あなたの感情は、あなたの物語
自分をもっと好きになるため
怒りや喜び、悲しみといった「感情」を、人間ならだれもが経験します。喜怒哀楽などの感情とうまくつきあうことは自分自身を見つめ直すきっかけとなり、人づきあいにも必要不可欠なスキルです。
本書では、感情にはそれぞれ大切な役割があることを理解するとともに、他人とうまくつきあっていくために、あなたの中に生まれるさまざまな感情を受け入れ、大切につきあっていく方法について考えてゆきます。自分の感情に向きあい、トラブルのもとになりやすい怒りやイライラする気持ちと上手につきあっていくにはどうしたらよいのか、自分のことを大切にし、友だちともうまく接するためには、感情とどのようにつきあっていけばよいのかについて解説します。
感情と上手につきあって、自分をもっと好きになろう
あなたは今、どんな気持ちですか? うれしいですか? 悲しいですか? 今、何を考えていますか?
これらの質問に、あなたは、すぐに答えることができなかったのではないでしょうか。これらの質問に答えるには、まず、目に見えない自分の心の中をのぞきこんで「今、自分はどんな気持ちなんだろうか」と考えて、次に、自分の気持ちを「うれしい、と感じている」などと決めなければならず、時間がかかるからです。つまり、あなたは頭の中で「考えて」から、自分の「気持ち」を決めて、はじめて、質問に答えることができたのです。

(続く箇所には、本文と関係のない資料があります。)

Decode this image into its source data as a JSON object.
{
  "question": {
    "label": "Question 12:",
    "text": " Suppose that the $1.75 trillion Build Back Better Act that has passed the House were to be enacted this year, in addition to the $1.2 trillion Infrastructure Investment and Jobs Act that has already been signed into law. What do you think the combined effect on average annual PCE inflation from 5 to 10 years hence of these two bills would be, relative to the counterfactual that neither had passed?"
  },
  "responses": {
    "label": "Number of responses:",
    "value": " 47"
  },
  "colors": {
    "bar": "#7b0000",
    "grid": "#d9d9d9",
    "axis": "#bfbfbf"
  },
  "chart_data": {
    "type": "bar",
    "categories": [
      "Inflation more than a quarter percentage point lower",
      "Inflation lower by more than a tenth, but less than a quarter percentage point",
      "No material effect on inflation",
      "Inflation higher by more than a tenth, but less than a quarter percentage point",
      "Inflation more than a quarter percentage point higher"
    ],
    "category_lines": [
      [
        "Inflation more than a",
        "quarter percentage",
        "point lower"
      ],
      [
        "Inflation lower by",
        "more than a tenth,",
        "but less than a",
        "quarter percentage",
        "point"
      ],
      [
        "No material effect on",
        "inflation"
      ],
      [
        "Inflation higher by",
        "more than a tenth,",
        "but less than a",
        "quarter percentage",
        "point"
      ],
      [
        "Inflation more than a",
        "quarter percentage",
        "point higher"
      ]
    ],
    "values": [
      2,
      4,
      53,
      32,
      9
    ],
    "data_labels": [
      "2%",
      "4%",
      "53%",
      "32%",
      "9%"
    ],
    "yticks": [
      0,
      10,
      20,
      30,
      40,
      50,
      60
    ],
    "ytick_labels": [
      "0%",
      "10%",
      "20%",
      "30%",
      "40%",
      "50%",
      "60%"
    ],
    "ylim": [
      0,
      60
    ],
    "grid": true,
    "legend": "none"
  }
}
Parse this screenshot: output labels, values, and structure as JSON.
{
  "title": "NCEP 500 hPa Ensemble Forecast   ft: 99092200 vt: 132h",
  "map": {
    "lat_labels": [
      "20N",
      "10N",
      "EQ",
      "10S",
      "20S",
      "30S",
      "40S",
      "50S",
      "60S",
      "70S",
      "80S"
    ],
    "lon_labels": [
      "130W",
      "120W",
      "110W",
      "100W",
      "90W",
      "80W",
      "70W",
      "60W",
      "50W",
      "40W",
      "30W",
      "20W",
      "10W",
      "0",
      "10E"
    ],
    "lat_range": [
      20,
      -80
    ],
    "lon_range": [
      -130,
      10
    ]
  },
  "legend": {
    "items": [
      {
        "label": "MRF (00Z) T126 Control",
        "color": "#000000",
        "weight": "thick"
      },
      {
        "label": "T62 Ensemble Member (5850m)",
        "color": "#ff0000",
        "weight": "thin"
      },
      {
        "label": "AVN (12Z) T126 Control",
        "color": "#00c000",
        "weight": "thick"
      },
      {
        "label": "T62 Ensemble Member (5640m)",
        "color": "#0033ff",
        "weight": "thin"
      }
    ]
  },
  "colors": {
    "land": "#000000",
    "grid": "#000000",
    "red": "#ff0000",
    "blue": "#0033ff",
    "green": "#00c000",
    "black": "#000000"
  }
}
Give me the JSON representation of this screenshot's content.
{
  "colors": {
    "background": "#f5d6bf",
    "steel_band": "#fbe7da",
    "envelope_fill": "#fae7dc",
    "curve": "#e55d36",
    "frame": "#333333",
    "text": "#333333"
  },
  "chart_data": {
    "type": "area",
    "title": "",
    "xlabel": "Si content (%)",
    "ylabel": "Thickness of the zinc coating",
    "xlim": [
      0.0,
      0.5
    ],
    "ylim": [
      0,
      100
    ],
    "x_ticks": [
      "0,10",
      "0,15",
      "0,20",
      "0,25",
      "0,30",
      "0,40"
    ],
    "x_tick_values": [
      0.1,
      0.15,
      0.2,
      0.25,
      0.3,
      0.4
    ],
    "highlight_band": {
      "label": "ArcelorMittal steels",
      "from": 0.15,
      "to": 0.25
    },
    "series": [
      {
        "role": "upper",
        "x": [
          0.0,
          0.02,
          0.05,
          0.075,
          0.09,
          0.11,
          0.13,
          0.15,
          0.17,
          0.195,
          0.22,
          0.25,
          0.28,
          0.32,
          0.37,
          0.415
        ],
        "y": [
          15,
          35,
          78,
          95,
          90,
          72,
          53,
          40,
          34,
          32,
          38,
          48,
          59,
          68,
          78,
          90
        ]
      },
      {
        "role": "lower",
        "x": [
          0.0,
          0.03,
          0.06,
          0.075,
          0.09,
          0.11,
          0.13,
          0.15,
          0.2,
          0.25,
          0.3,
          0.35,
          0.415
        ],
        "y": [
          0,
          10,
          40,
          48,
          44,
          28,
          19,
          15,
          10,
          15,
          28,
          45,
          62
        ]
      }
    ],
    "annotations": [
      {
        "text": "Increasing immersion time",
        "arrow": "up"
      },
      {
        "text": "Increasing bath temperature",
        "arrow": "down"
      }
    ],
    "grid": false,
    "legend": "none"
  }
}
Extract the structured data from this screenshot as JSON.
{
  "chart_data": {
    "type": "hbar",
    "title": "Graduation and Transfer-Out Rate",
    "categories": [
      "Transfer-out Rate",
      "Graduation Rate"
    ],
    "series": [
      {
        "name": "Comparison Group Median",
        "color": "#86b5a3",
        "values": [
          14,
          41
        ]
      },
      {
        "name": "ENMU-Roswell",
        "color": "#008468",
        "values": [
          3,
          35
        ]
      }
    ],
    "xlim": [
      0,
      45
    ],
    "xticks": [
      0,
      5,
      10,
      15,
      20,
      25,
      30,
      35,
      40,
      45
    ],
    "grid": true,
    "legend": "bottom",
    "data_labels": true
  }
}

この「考えて」から「自分の気持ち」を決めるまでの流れのうち、「考えて」は、心理学では「思考」と呼び、「自分の気持ち」は「感情」と呼びます。「思考」と「感情」は、体の外の出来事に対して、次のような順番で生まれます。
「出来事(自分の行動、ほかの人の行動)→思考(行動の原因や意図について考える)→感情」。この順番なので、同じ出来事であっても、あなたが、その出来事をどう思ったり考えたりするかによって、あなたの感情は違ってきます。
この本の目的は、感情との上手なつきあい方をあなたに提案することです。感情について説明したうえで、どのように感情と、つきあったらよいのかをあなたに伝えたいのです。この本を読んで、実際にやってみることをくり返せば、あなたは、感情と上手に、つきあえるようになり、あなた自身をもっと好きになれます。あなたの毎日が、幸せに終わり、希望に満ちた明日を迎えることができるようになります。